In illo témpore: Dixit Jesus turbis Judæórum: Ego vado, et quærétis me, et in peccáto vestro moriémini. Quo ego vado, vos non potéstis veníre. Dicébant ergo Judǽi: Numquid interfíciet semetípsum, quia dixit: Quo ego vado, vos non potéstis veníre? Et dicébat eis: Vos de deórsum estis, ego de supérnis sum. Vos de mundo hoc estis, ego non sum de hoc mundo. Dixi ergo vobis, quia moriémini in peccátis vestris: si enim non credidéritis, quia ego sum, moriémini in peccáto vestro. Dicébant ergo ei: Tu quis es? Dixit eis Jesus: Princípium, qui et loquor vobis. Multa habeo de vobis loqui et judicáre. Sed qui me misit, verax est: et ego quæ audívi ab eo, hæc loquor in mundo. Et non cognovérunt, quia Patrem ejus dicébat Deum. Dixit ergo eis Jesus: Cum exaltavéritis Fílium hóminis, tunc cognoscétis quia ego sum, et a meípso fácio nihil: sed, sicut dócuit me Pater, hæc loquor: et qui me misit, mecum est, et non relíquit me solum: quia ego, quæ plácita sunt ei, fácio semper.

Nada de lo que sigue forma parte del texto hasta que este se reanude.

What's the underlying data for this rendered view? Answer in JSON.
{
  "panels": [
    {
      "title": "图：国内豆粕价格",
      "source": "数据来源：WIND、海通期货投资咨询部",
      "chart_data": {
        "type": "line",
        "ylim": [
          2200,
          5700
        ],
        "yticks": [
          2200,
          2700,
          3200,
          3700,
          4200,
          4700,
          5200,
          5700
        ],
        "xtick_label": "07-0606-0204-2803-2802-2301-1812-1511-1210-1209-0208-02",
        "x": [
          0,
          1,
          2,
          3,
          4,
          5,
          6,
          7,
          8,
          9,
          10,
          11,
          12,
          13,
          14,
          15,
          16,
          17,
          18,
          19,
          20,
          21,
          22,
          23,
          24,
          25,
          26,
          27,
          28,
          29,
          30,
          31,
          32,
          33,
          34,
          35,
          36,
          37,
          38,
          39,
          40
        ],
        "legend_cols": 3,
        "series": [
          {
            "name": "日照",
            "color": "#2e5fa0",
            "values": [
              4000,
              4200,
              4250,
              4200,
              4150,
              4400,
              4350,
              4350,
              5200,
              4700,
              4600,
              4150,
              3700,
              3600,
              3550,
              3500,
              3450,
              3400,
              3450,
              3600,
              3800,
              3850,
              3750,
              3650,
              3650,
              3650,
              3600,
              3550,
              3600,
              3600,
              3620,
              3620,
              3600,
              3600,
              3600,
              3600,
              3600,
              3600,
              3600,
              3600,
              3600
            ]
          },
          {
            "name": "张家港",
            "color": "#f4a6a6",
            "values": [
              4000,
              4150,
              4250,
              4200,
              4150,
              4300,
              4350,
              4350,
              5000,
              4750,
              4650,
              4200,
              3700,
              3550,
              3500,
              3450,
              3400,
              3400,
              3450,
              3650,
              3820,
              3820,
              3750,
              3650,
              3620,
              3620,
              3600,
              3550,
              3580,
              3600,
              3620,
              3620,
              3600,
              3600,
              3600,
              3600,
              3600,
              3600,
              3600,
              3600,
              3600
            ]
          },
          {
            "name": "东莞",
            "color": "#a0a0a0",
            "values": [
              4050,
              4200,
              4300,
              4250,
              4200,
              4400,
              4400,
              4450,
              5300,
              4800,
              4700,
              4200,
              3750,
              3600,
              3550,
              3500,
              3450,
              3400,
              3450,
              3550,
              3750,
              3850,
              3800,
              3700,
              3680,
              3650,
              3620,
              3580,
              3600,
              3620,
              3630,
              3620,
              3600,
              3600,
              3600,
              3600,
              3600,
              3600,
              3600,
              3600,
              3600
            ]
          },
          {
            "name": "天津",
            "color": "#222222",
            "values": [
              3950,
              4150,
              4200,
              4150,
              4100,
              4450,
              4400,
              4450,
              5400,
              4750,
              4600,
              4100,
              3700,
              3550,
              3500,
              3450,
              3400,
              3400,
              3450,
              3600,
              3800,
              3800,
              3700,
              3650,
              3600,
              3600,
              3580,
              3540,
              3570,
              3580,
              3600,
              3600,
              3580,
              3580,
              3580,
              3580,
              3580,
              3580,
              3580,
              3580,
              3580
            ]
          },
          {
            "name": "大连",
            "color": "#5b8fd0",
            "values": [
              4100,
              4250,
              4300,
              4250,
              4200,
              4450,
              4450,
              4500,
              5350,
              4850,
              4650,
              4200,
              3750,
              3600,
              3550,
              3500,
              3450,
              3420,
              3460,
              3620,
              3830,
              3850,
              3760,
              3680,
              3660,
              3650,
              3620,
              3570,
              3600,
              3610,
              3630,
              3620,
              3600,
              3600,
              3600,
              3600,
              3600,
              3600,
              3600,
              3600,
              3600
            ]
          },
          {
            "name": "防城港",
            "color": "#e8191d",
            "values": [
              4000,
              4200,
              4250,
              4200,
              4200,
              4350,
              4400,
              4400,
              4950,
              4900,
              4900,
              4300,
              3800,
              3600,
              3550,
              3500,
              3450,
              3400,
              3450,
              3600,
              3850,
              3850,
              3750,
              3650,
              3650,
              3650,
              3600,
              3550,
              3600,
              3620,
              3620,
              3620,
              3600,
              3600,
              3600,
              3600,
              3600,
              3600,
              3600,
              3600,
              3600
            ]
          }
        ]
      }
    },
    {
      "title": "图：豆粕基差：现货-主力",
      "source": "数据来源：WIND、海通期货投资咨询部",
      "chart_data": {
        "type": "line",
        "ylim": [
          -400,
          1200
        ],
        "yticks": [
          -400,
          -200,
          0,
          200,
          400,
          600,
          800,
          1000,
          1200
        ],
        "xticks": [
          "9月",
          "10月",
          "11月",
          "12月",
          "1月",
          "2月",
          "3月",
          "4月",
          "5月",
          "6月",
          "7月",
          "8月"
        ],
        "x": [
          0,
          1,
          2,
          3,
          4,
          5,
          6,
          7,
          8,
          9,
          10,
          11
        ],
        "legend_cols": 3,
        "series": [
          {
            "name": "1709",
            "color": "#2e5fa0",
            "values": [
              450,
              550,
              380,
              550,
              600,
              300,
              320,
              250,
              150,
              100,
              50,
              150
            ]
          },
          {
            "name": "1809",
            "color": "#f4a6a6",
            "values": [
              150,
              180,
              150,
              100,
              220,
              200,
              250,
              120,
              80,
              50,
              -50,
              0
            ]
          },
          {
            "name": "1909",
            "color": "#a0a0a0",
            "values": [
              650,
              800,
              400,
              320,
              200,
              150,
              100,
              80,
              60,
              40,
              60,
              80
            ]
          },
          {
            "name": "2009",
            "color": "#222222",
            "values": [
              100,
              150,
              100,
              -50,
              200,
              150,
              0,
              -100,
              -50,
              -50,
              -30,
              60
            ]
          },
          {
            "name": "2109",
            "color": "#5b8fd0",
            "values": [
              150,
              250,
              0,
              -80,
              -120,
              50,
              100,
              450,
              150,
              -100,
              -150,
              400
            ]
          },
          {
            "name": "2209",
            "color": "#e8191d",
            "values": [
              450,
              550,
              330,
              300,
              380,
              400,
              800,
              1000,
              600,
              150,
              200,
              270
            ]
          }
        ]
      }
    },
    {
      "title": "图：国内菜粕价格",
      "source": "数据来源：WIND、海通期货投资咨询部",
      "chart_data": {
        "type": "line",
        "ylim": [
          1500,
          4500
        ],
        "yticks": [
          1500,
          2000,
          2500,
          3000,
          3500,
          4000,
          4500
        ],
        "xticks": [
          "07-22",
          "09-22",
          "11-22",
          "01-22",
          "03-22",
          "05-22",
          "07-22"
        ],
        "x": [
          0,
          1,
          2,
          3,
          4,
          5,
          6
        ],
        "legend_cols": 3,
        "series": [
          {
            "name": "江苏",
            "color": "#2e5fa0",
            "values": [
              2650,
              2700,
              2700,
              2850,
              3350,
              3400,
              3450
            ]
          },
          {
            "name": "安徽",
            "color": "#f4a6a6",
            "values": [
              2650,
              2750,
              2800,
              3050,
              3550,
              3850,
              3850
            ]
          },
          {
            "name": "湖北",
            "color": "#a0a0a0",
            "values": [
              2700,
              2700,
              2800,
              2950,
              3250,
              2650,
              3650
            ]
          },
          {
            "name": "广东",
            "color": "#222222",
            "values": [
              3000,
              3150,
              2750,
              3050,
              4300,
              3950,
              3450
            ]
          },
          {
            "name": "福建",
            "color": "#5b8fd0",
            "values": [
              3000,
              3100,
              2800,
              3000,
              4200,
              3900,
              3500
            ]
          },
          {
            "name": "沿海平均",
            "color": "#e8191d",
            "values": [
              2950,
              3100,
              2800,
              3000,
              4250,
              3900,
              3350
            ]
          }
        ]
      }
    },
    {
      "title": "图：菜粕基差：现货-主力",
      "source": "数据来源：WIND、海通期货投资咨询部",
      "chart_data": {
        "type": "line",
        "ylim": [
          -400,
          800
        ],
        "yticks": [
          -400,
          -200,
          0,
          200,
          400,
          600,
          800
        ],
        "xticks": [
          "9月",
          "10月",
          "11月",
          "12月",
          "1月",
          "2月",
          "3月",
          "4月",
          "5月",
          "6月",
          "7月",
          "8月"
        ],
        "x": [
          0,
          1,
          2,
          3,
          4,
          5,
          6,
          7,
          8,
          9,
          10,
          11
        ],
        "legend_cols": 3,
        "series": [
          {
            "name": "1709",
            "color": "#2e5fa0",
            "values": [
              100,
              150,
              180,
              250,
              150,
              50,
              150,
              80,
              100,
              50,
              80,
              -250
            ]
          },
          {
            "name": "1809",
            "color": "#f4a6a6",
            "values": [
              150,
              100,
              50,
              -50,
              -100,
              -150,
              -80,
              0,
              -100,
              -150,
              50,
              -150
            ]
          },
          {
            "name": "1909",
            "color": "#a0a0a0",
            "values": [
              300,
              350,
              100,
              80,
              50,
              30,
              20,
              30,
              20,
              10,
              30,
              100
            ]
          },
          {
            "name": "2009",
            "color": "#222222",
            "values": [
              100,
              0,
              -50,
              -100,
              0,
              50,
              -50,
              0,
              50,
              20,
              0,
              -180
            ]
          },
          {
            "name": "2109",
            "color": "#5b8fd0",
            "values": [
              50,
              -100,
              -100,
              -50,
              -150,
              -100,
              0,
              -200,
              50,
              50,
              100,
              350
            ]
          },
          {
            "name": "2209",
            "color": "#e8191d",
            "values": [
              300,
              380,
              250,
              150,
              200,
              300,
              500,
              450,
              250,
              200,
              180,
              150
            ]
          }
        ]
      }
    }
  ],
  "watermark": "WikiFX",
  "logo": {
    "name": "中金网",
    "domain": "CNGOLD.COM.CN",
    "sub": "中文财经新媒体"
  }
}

Les dijo Jesús en otra ocasión: Yo me voy, y vosotros me buscaréis, y vendréis a morir en vuestro pecado. Adonde yo voy, no podéis venir vosotros. A esto decían los judíos: ¿Tal vez querrá matarse a sí mismo, y por eso dice: Adonde yo voy, no podéis venir vosotros? Y Jesús proseguía diciéndoles: Vosotros sois de acá abajo, yo soy de arriba: Vosotros sois de este mundo, yo no soy de este mundo. Con razón os he dicho que moriréis en vuestros pecados; porque si no creyereis ser yo lo que soy, moriréis en vuestro pecado. Le replicaban: ¿Pues quién eres tú? Les respondió Jesús: Yo soy el principio de todas las cosas, el mismo que os estoy hablando. Muchas cosas tengo que decir y condenar en cuanto a vosotros; como quiera, el que me ha enviado, es veraz; y yo sólo hablo en el mundo las cosas que le oí a él. Ellos no echaban de ver que decía que Dios era su Padre. Por tanto Jesús les dijo: Cuando hayáis levantado en alto al Hijo del hombre, entonces conoceréis quién soy yo, y que nada hago de mí mismo, sino que hablo lo que mi Padre me ha enseñado. Y el que me ha enviado está siempre conmigo, y no me ha dejado solo; porque yo hago siempre lo que es de su agrado. [Torres Amat]
Ofertorio (Ps. 15, 7; 15, 8)
Benedícam Dóminum, qui tríbuit mihi intelléctum: providébam Dóminum in conspéctu meo semper: quóniam a dextris est mihi, ne commóvear.
Alabaré, pues, al Señor, que me ha dado este entendimiento; a lo cual, aun durante la noche, mi corazón me excitaba. Yo contemplaba siempre al Señor delante de mí, como quien está a mi diestra para sostenerme. [Torres Amat]
Secreta
Hæc hóstia, Dómine, placatiónis et laudis, tua nos protectióne dignos effíciat.
Esta hostia de propiciación y de alabanza, Señor, nos haga dignos de vuestra protección.
Comunión (Ps. 8, 2)
Dómine, Dóminus noster, quam admirábile est nomen tuum in univérsa terra!
Oh Señor, soberano dueño nuestro, ¡cuán admirable es tu santo Nombre en toda la tierra! Porque tu majestad se ve ensalzada sobre los cielos. [Torres Amat]
Poscomunión
Hæc nos commúnio, Dómine, purget a crímine: et cœléstis remédii fáciat esse consórtes.
Esta comunión, Señor, nos purifique del pecado y nos haga partícipes del remedio celestial.